Preparing professionals for a rapidly changing workforce
by Julie Keane, on 11/19/19 9:30 AM
For the past 25 years, I’ve had the pleasure and unique challenge of working with teachers as a researcher and educator in multiple learning contexts. Most recently, I’ve been afforded the opportunity to share what I’ve learned at the CloseIt Summit, Connected Learning Summit and Future of Work event co-sponsored by Getting Smart and the Graduate School of Education at the University of Pennsylvania.
At these gatherings, I’ve met innovative organizations dedicated to rethinking adult education and workforce development. The current focus on adult learning, prompted by the tremendous need for effective workforce training, has led me to reflect on my work with teachers and how the same learning models can be effective for all adult learners.
Research on effective professional development (PD) for K-12 teachers in the U.S. has long called for more relevant, job-embedded and blended learning opportunities. Although slow, personalized learning design is finally making its way to PD.
Teachers—as a group—qualify as a unique learning persona. They are responsible for the learning of others, yet their learning needs are often overlooked given the demanding environments in which they work. When I started my career working in education technology research, teachers were (and still are) challenged by the following:
- Lack of personalized training.
- Lack of time.
- Lack of resources.
- Obstacles to learning while teaching in the classroom.
- Adult learning needs not addressed in traditional sit-and-get PD.
A shift in professional learning
In 2009, I was helping develop online courses on what would become the Participate platform and quickly began to see what we should have predicted; educators needed more tools for collaboration and connection. In addition, online courses alone did not align with Participate’s core pedagogical framework grounded in inquiry and social learning models.
While teachers found value in earlier iterations of our online courses, the courses still followed a didactic, transmissive design rather than the collaborative and authentic learning approach teachers—and all adult learners—need.
Because of this necessary shift, we transitioned from Learning Management System (LMS) online modules to a Community of Practice (CoP) approach. This allowed us to build collaborative and social tools that encourage educators to connect with one another, experts and content areas of their choice.
The need for corporate retraining and learning
Similar to schools, organizations are looking into training and retraining employees to keep up with the demand for new skills and competencies. Forbes reported that as many as a third of American workers will need to switch occupations by 2030 because of rapid automation.
“This talent mismatch isn’t just bad for individuals, it’s a challenge to businesses’ continued productivity and growth. That makes investments that help workers build new skills, and chart a course toward economic mobility, not only mission-aligned—but a business imperative.”
Put simply, organizations must create a strategy for professional learning or their workforce’s relevancy is at stake.

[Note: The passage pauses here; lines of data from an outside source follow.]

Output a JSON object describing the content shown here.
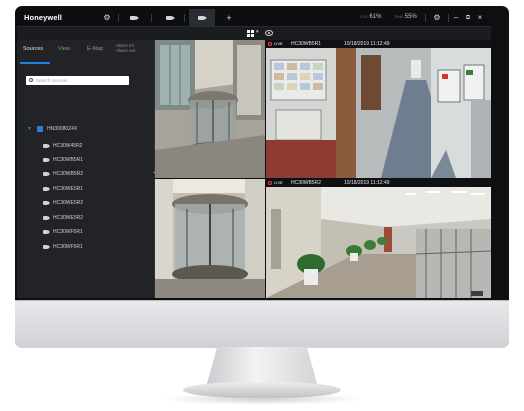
{
  "app": {
    "logo": "Honeywell"
  },
  "topbar": {
    "gear_glyph": "⚙",
    "add_glyph": "+",
    "cpu_label": "CPU",
    "cpu_value": "61%",
    "ram_label": "RAM",
    "ram_value": "55%",
    "settings_glyph": "⚙",
    "minimize_glyph": "–",
    "restore_glyph": "⧉",
    "close_glyph": "×"
  },
  "subbar": {
    "caret_glyph": "▾"
  },
  "sidebar": {
    "tabs": [
      "Sources",
      "View",
      "E-Map",
      "Alarm In/\nAlarm out"
    ],
    "search_placeholder": "Search sources",
    "root_label": "HN30080Z4X",
    "cameras": [
      "HC30W45R2",
      "HC30WB5R1",
      "HC30WB5R2",
      "HC30WE5R1",
      "HC30WE5R2",
      "HC30WE5R2",
      "HC30WF5R1",
      "HC30WF5R1"
    ],
    "collapse_glyph": "◂"
  },
  "tiles": [
    {
      "live": "",
      "name": "",
      "time": ""
    },
    {
      "live": "LIVE",
      "name": "HC30WB5R1",
      "time": "10/18/2019 11:12:49"
    },
    {
      "live": "",
      "name": "",
      "time": ""
    },
    {
      "live": "LIVE",
      "name": "HC30WB5R2",
      "time": "10/18/2019 11:12:49"
    }
  ]
}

Some organizations, such as the Los Alamos National Lab, are providing opportunities for employees to relearn competencies based on new demands of the economy, changing technologies and new directions in research and development. Los Alamos is designing workforce development opportunities so that employees can learn relevant skills and change career tracks within the organization, rather than the organization searching for outside talent.
Whether you’re a classroom teacher or software engineer, new technologies, diverse workplaces and challenging economic, social and political environments require constant learning of new skills and tools. Organizations must understand adult learning theory then build and scale learning opportunities to meet the demand of job-embedded and collaborative learning.
Experimenting with learning in organizations
In a recent article, Josh Bersin, a corporate talent analyst, outlines the history of corporate training throughout the past two decades and identifies a recent trend in “Academies.” He defines these academies as,
“An Academy is not a bunch of courses, it’s a place to go. A place to learn. A place to share. A place for experts to contribute. And a place to advance the state of knowledge. And it may be a virtual and physical space.”
Academies focus on the business competencies an organization needs to thrive. This is particularly critical because workforce development has to stop training on conservative skills and shift to training on new “broad social and behavioral skills–things we consider far more complex, soft and experiential.”
When reading this article, it struck me that the Academy structure mirrors our own transition from a focus on online module PD to a fully integrated CoP model based on learner personas and community design best practices. As Sean Michael Morris, learning design and pedagogy author and speaker, eloquently writes in After Babel: Designing for Community,
“A design for community would necessarily need to be more than personalized learning, or universal design for learning, or any of the other content-first design strategies. Access, inclusion, design all have to fall together in favor of community, of dialogue, with content being no more than the field upon which those play.”
At Participate, we’re working toward building robust CoPs that support all adult learners to collaborate, learn, design, experiment and reflect. As we continue to explore adult learning, we are continually growing as a learning organization to meet changing societal demands. We look to collaborate with all stakeholders for cross-sector collaboration, from teachers to higher educators, community college innovators, chief learning officers, nonprofit organizers and more. Working together is the only way to ensure that the future of workforce development will be responsive, innovative and sustainable in a rapidly changing world.